My generation was raised in a time where personal home computer use was exploding with popularity. My brother and I did play games outside of course, but our favourite hobby was to be online – playing Oregon Trail, I Spy, Tonka Trucks, or Reader Rabbit CD-ROM’s. We were raised by a generation that was told: CD-ROM games are good for children, computers were good for children, and that technology could be a friend to your child. Our parents were also coached that TV programs could act as their child’s babysitter.


Keep in mind that mothers at this point in time had begun to return to the workforce instead of staying home to watch the kids – so, when they got home from work, and were dead tired, and needed to make dinner, and didn’t feel up to playing with their kids, the TV seemed like a saviour – a box of endless entertainment.

Now, I don’t blame my parents for allowing me access to all of these things… which of course later turned into obsessions with SEGA, and GAMEBOY, and XBOX, and PLAYSTATION, and Nintendo DS…. because they didn’t know any better.

When new technology was starting to come out at a rapid pace in my youth, the shiny promise of yet another entertainment box would not only sell me, (who wanted to be entertained, cool, and would beg on end), but it also sold my parents, who were burnt out from being over-worked and needed some help keeping us kids busy.

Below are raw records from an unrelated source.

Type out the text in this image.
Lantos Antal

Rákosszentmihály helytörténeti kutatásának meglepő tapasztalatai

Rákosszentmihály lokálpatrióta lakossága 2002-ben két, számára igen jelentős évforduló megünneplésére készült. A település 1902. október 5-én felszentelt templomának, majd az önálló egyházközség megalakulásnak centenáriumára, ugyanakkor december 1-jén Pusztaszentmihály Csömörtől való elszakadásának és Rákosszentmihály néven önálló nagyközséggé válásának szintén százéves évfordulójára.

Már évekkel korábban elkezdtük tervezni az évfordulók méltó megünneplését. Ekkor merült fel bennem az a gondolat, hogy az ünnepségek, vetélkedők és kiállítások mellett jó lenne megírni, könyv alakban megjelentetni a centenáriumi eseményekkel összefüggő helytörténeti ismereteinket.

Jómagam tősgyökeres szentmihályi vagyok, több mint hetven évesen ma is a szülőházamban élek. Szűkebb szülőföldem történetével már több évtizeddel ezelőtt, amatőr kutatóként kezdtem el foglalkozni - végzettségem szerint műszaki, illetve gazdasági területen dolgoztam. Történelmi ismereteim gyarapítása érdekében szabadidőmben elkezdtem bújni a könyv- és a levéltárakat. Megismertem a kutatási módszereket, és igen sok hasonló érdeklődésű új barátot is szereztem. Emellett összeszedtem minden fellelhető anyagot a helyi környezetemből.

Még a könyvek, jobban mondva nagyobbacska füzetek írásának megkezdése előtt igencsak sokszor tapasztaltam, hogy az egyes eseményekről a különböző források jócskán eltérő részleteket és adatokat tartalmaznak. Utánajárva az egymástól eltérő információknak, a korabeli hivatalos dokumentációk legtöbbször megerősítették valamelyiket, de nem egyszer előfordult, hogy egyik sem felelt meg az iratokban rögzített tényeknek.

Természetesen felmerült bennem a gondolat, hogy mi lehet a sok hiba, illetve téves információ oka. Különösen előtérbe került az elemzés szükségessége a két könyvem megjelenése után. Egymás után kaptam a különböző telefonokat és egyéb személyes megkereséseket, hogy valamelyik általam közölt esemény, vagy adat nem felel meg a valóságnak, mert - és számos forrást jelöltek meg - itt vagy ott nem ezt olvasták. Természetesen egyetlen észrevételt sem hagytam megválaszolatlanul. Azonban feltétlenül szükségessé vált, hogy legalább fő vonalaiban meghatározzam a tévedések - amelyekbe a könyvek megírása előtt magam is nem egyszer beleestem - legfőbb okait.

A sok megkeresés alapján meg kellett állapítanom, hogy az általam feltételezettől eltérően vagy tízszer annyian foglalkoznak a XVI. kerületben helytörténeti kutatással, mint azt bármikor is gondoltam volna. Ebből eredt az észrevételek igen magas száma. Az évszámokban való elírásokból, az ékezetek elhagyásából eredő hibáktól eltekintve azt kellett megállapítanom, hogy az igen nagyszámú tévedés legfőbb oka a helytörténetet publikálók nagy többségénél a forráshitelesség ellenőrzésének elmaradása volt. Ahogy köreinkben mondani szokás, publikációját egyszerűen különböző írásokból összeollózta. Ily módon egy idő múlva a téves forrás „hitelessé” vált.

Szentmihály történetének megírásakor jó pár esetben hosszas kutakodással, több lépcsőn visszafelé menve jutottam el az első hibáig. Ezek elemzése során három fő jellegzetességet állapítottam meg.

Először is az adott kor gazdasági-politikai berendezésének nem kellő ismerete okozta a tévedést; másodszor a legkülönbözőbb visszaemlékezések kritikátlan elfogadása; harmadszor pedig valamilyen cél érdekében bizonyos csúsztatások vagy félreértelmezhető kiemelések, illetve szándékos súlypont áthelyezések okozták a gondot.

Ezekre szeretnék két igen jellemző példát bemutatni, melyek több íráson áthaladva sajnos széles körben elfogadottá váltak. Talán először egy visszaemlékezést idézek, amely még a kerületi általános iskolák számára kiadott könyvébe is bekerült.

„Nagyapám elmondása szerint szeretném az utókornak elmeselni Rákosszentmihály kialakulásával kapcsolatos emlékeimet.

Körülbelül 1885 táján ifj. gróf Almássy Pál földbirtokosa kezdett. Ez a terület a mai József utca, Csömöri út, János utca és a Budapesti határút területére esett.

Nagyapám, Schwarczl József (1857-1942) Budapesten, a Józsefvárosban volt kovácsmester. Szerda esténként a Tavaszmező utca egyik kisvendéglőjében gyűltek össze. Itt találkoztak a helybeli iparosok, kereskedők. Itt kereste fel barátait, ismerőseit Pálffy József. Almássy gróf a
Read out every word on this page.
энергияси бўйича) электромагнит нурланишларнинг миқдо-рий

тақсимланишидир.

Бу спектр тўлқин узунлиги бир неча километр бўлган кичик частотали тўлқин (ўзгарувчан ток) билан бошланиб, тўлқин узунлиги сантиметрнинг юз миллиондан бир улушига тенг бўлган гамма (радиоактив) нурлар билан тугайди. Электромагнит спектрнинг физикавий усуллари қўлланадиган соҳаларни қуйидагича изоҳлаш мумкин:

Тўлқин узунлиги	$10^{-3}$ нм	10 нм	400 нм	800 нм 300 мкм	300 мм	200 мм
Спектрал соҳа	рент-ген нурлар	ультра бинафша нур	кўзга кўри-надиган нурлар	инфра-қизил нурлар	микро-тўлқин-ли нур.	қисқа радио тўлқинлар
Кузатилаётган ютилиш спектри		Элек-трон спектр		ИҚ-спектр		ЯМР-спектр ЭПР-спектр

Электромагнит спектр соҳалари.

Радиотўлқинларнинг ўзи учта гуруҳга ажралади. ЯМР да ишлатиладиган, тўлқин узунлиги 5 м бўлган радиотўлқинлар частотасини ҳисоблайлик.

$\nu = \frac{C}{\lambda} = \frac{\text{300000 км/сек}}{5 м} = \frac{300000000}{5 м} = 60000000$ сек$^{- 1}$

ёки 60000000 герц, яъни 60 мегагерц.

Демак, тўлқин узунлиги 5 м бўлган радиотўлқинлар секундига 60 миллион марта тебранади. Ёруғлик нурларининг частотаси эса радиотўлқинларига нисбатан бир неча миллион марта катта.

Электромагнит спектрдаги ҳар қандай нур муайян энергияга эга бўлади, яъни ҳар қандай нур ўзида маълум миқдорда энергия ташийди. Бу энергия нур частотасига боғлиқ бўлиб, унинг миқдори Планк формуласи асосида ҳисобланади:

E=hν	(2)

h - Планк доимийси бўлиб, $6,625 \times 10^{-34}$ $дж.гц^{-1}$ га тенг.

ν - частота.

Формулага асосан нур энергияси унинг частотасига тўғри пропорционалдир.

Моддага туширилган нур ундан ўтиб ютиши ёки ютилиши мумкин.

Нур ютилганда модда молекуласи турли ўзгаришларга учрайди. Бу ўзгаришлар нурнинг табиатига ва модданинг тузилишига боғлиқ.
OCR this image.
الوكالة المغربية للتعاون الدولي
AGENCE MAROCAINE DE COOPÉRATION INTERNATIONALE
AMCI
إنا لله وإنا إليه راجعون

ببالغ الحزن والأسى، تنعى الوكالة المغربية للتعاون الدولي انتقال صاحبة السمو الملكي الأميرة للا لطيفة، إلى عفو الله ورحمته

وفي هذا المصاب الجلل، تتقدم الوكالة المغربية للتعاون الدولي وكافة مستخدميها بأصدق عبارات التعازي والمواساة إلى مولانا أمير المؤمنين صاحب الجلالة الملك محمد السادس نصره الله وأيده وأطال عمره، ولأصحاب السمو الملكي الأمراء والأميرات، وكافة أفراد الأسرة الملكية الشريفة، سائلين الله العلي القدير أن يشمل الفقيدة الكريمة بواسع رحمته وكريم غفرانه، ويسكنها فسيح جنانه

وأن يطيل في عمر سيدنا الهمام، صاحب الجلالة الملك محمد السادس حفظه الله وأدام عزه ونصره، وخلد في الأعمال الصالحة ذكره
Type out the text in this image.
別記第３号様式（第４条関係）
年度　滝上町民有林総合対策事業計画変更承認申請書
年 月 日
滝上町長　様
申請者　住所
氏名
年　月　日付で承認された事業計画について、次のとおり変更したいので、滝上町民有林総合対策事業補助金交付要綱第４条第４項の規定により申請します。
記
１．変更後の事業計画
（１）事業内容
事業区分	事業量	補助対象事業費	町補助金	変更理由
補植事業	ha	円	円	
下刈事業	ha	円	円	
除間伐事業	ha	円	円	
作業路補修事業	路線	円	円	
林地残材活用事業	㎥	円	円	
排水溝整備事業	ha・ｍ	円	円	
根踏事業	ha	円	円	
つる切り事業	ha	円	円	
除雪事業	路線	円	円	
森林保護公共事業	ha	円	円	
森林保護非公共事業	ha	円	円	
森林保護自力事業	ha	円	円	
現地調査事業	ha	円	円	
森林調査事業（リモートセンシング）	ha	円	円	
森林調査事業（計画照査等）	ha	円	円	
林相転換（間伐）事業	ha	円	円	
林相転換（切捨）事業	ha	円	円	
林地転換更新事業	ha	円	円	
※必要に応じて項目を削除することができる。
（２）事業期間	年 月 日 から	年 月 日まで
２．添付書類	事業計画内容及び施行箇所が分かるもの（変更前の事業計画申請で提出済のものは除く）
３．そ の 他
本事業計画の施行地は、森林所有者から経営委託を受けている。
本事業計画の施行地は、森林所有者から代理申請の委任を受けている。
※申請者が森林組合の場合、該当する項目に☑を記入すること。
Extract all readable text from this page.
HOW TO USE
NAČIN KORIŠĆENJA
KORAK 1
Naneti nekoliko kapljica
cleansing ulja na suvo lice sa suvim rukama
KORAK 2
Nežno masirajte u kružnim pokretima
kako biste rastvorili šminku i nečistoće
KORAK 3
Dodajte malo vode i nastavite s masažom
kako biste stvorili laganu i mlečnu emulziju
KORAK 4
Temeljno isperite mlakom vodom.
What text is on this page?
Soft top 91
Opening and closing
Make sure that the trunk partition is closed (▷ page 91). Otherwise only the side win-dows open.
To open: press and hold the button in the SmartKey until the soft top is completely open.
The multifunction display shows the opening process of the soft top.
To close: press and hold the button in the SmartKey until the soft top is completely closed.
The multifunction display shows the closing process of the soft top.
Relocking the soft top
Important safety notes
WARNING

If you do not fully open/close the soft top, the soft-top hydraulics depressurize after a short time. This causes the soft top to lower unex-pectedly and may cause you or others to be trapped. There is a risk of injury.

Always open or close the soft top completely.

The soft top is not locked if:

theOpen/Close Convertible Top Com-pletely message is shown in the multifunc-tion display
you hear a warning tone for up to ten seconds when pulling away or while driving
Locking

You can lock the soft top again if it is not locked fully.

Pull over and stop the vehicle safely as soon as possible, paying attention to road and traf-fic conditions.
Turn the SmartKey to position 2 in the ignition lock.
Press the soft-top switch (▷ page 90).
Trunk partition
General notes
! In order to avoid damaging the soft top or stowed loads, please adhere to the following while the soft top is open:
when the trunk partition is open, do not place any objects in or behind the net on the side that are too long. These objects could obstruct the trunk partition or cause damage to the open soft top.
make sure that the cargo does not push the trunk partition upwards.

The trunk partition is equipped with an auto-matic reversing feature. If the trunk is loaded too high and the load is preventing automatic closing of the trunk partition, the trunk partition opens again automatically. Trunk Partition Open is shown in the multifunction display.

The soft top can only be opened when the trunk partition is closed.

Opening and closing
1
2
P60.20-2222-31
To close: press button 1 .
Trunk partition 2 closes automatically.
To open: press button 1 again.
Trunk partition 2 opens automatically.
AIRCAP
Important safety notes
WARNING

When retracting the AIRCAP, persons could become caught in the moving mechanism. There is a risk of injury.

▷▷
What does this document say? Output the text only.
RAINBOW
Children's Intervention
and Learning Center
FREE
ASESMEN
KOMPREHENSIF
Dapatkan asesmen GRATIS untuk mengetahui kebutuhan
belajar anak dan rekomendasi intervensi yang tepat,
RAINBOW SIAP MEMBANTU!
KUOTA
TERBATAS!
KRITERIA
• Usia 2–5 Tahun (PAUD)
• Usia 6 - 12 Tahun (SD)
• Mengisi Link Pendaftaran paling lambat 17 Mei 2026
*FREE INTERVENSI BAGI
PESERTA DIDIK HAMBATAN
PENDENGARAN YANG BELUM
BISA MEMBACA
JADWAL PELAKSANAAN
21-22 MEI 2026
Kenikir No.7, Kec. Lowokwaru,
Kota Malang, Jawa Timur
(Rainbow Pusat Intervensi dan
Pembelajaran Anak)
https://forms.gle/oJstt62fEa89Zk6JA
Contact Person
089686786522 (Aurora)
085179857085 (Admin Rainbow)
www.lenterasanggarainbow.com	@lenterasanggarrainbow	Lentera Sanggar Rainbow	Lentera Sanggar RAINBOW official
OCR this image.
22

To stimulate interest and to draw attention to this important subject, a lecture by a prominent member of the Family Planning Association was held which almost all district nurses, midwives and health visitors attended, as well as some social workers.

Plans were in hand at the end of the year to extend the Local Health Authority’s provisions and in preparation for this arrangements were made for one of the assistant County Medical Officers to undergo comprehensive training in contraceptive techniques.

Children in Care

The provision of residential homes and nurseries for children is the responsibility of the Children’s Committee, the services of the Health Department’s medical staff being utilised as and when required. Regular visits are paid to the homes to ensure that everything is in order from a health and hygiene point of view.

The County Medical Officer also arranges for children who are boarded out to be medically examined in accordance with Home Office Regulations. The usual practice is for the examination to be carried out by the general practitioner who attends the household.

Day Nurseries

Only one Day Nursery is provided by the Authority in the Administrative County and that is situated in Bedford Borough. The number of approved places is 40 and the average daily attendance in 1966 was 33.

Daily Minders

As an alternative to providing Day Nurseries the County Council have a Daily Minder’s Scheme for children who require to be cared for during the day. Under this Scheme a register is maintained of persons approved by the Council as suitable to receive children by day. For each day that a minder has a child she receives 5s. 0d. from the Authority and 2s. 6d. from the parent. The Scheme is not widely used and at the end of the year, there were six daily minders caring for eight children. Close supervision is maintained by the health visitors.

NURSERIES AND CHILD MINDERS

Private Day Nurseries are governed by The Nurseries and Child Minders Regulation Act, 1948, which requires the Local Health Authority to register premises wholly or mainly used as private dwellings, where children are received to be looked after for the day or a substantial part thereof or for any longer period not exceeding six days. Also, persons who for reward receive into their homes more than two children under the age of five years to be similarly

The problem here is, as my brother’s and my obsession with technology grew… we began to give up our childhood pleasures: riding bikes, playing with chalk, going to the park, and playing in the backyard with friends. Suddenly, it was more fun to stay inside our rooms, or in the basement, and play alone.

Now when I talk to other young adults my age, I find our conversations about technology almost always turn nostalgic – of past times in which our cell phones didn’t rule our every thought and move.

I miss playing outside. I miss going on the swings. I miss making up songs and dressing up and performing for my parents.

But that little girl is gone, and so is my technology innocence – I’ve been overexposed and I can’t go back.


These days, I sleep with my cellphone in my bed. I literally sleep beside it – isn’t that sick? I need help.

I’d even go so far as to say I love my cellphone and if it were to break, I know I would embarrassingly feel devastated and upset… WTF is up with that???

Reflecting upon all of this makes my head both shake and spin….

It also makes me want to vow to myself that I will do whatever I can to get my kids outside… That I will play with them as much as I can…. That I will buy them blocks, and paper dolls, and nothing that flashes or beeps… That I will read to them instead of putting the TV on…. That I will make sure “Siri” is not one of their first words….

I know I’m not yet a parent, and I know this is all easier said than done but I truly hope I have the will power to withhold a majority of personal technology items from my future children – not to punish them, but to reward them, with a childhood filled with something much more meaningful than Candy Crush or  Angry Birds.

Basically, I want them to eat an apple and not be owned by one.